Lake Tarawera, at the foot of the ruins of Mount Tarawera, is the site of New Zealand’s creepiest ghost story.
On the morning of 31 May 1886, just as the mist was rising from the lake, a pair of sightseeing parties set out across the water. Their guides were reluctant, because the lake was acting strangely: as the boats were preparing to take on their passengers, the water level rose suddenly by more than a metre then sank just as rapidly. It took some fast talking and, one suspects, the greasing of palms before the European passengers were able to persuade their boatmen to proceed.
While they were out on the water, both groups saw a large waka tauā being paddled toward the mountain. The occupants wore full ceremonial dress and the greenery of mourning. Their crew called out to the paddlers, but there was no reply. As they watched, waka and crew disappeared into the mist.
All agreed it was a magnificent sight, but the local Māori later pointed out that no such vessel had ever graced the lake, or at least, not within living memory. They were perfectly certain that this was an omen of the direst possible kind.
Anyone who scoffed would have felt a mite silly when, 11 days later on the night of 10 June 1886, Mount Tarawera launched into a violent six-hour eruption that tore the mountain apart, drained a lake, buried the famous Pink and White Terraces along with three villages and killed an estimated 153 people.

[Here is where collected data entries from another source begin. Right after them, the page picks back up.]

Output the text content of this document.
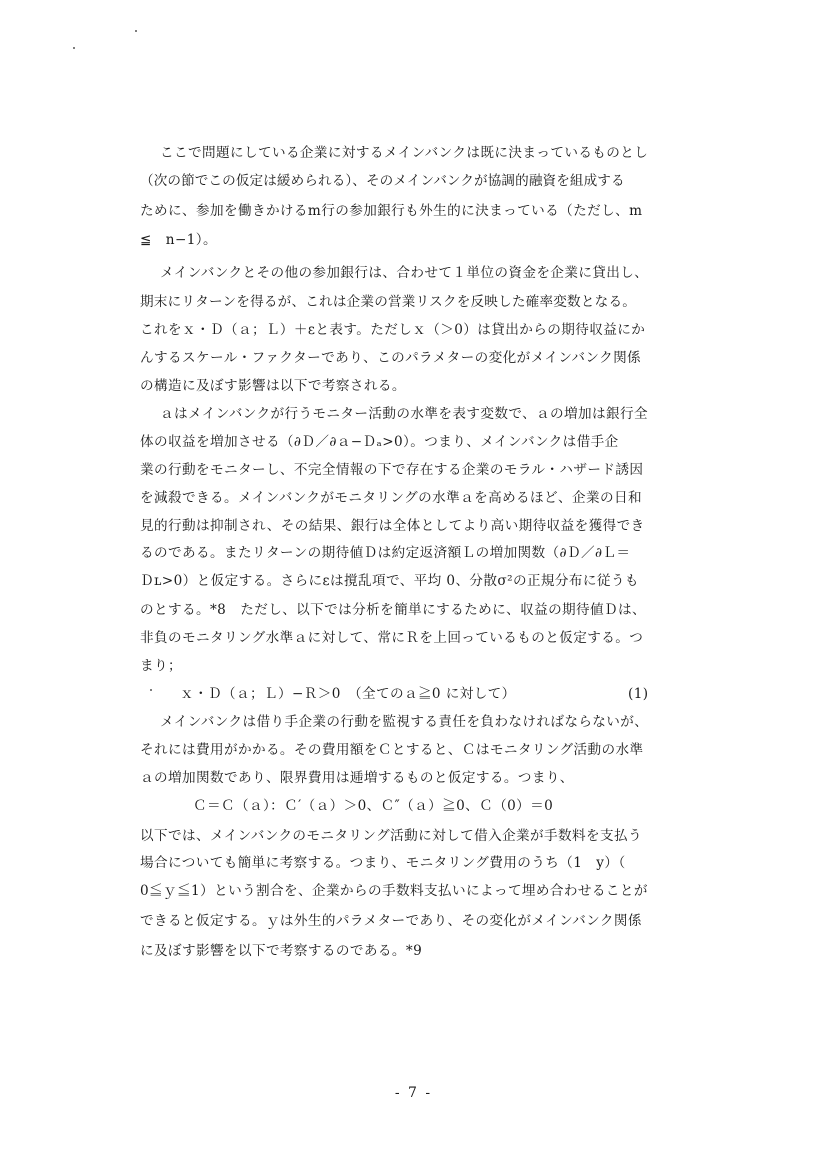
ここで問題にしている企業に対するメインバンクは既に決まっているものとし
（次の節でこの仮定は緩められる）、そのメインバンクが協調的融資を組成する
ために、参加を働きかけるm行の参加銀行も外生的に決まっている（ただし、m
≦　n−1）。
メインバンクとその他の参加銀行は、合わせて１単位の資金を企業に貸出し、
期末にリターンを得るが、これは企業の営業リスクを反映した確率変数となる。
これをｘ・Ｄ（ａ；Ｌ）＋εと表す。ただしｘ（＞0）は貸出からの期待収益にか
んするスケール・ファクターであり、このパラメターの変化がメインバンク関係
の構造に及ぼす影響は以下で考察される。
ａはメインバンクが行うモニター活動の水準を表す変数で、ａの増加は銀行全
体の収益を増加させる（∂Ｄ／∂ａ−Ｄₐ>0）。つまり、メインバンクは借手企
業の行動をモニターし、不完全情報の下で存在する企業のモラル・ハザード誘因
を減殺できる。メインバンクがモニタリングの水準ａを高めるほど、企業の日和
見的行動は抑制され、その結果、銀行は全体としてより高い期待収益を獲得でき
るのである。またリターンの期待値Ｄは約定返済額Ｌの増加関数（∂Ｄ／∂Ｌ＝
Ｄʟ>0）と仮定する。さらにεは撹乱項で、平均 0、分散σ²の正規分布に従うも
のとする。*8　ただし、以下では分析を簡単にするために、収益の期待値Ｄは、
非負のモニタリング水準ａに対して、常にＲを上回っているものと仮定する。つ
まり；
ｘ・Ｄ（ａ；Ｌ）−Ｒ＞0　（全てのａ≧0 に対して）	(1)
メインバンクは借り手企業の行動を監視する責任を負わなければならないが、
それには費用がかかる。その費用額をＣとすると、Ｃはモニタリング活動の水準
ａの増加関数であり、限界費用は逓増するものと仮定する。つまり、
Ｃ＝Ｃ（ａ）：Ｃ′（ａ）＞0、Ｃ″（ａ）≧0、Ｃ（0）＝0
以下では、メインバンクのモニタリング活動に対して借入企業が手数料を支払う
場合についても簡単に考察する。つまり、モニタリング費用のうち（1　y）（
0≦ｙ≦1）という割合を、企業からの手数料支払いによって埋め合わせることが
できると仮定する。ｙは外生的パラメターであり、その変化がメインバンク関係
に及ぼす影響を以下で考察するのである。*9
- 7 -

It was the worst natural disaster in New Zealand’s recorded history.
Both stories – the phantom canoe and the deadly eruption – add a frisson to any visit to the dark waters of Lake Tarawera, or the blasted remnants of the mountain itself. The area draws thousands of visitors.
The summit ridge of the volcano is a wearying scramble up fans of scree, the reward being spectacular views and the exhilarating return journey down the rolling, rattling cinder slope.
If you can stand a few bumps and grazes, then the way to tackle it is by mountain bike.
There are several picnic spots dotted around the shores of the lake. One of these, at Hot Water Beach, is adjacent to an area of submerged springs and fumaroles, and if you pick your spot, you can have a hot bath over sand heated by the same thermal engine that drove the Tarawera eruption.
Choose your spot wisely, though: anglers who get lucky with the local trout use areas of the thermally heated sand to cook their catch. Mind where you put your feet.